Observers say Palestinian members of Hamas, the U.S.-classified terrorist organization involved in fierce infighting in Gaza with rival Fatah, are attempting to draw Israel into the Palestinian conflict, which could descend into civil war as Israeli air strikes on Hamas are promulgated by the terrorist group as an Israeli alliance with Fatah.
At the outset of the unrest, Prime Minister Ehud Olmert resisted calls to order the evacuation of southern Israeli communities. “I oppose population evacuations,” he said. “These are the exact pictures that Hamas has been waiting for and I am not prepared to grant any victory to terrorism.”
Olmert said Hamas’ behavior demonstrated a bold but double-minded approach to politics. “The Hamas government is behind the terrorist actions [against Israel] and it cannot be that it also seeks international recognition and economic assistance from the nations of the world,” he said. “The Hamas terrorist organization, which constitutes a significant part of the Palestinian Authority (PA) government, has again proven to the entire world that it is a murderous terrorist organization through and through.”
Israel’s Foreign Minister Tzipi Livni said that Israel views the Palestinian government itself as fully responsible for the violence in, and spilling from, the Gaza Strip. “The situation in the last two days is unbearable,” she said last week.

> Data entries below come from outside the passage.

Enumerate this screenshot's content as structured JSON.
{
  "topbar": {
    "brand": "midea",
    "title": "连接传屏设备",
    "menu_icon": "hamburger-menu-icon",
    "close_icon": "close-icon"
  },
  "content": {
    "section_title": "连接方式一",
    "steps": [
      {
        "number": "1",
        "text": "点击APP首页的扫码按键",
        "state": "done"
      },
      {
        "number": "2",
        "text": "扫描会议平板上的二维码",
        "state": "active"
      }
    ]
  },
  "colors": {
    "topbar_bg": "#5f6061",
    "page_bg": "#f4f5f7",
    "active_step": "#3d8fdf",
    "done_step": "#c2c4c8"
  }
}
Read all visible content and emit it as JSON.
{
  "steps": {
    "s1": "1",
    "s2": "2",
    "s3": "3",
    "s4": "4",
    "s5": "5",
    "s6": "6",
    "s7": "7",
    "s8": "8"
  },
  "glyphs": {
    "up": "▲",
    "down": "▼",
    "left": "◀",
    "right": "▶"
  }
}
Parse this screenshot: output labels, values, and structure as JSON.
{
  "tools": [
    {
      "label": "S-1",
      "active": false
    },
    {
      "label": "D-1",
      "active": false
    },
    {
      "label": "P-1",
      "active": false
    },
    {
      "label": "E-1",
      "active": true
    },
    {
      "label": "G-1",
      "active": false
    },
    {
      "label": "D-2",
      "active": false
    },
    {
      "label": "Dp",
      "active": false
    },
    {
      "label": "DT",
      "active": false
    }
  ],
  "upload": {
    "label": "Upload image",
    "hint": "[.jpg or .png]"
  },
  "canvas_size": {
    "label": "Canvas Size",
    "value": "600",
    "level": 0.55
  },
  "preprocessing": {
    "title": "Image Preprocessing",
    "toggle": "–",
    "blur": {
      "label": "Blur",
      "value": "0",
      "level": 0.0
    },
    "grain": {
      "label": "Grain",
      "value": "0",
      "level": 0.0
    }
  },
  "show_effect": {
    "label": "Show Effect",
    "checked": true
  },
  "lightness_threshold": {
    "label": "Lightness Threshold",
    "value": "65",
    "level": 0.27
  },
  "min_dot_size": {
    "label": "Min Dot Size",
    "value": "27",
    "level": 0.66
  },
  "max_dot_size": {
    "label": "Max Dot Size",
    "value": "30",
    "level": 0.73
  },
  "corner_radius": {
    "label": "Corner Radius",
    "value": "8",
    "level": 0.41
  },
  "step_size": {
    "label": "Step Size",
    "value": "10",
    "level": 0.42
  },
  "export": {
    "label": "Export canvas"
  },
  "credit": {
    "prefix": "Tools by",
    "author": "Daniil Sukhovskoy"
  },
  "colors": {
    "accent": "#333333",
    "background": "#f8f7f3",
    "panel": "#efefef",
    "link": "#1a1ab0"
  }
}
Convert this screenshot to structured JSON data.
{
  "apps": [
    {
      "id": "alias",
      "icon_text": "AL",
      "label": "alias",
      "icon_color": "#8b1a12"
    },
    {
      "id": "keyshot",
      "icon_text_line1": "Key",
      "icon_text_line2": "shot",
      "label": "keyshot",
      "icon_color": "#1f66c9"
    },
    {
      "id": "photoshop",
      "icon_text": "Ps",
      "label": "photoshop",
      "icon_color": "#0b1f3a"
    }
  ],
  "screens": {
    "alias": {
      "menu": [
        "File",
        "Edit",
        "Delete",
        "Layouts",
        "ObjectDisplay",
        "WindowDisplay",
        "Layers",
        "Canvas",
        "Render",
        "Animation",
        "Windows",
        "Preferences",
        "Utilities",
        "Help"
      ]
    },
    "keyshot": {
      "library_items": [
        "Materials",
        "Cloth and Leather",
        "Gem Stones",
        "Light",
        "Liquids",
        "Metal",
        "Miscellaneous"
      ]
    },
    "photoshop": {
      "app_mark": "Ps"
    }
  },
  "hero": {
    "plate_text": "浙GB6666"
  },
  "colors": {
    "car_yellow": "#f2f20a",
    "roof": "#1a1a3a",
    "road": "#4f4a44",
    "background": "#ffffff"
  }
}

Livni said Israel has exercised great restraint, but that there needed to be an end to the daily attacks on Israeli civilians from the Gaza Strip—land that Israel’s former prime minister handed over to the Palestinians in August 2005 in hopes of encouraging its leadership to become viable partners in the peace process. In democratic elections five months later Palestinians gave Hamas a majority in parliament.
“For no reason, and because of some internal disagreements in the Palestinian Authority, someone has decided to strike the residents of Sderot (Israel) in such a massive and severe manner. This is something we cannot accept,” said Livni.
The latest violence in Gaza effectively disintegrated an already fragile Palestinian unity government formed in March in Saudi Arabia between the radical Islamic Hamas and the more secular Fatah. It also put on permanent hold potential peace talks between Israel and the PA.
“We must understand that no one has a magic solution,” said Livni. “We will have to act, and the time period will be determined by the circumstances.”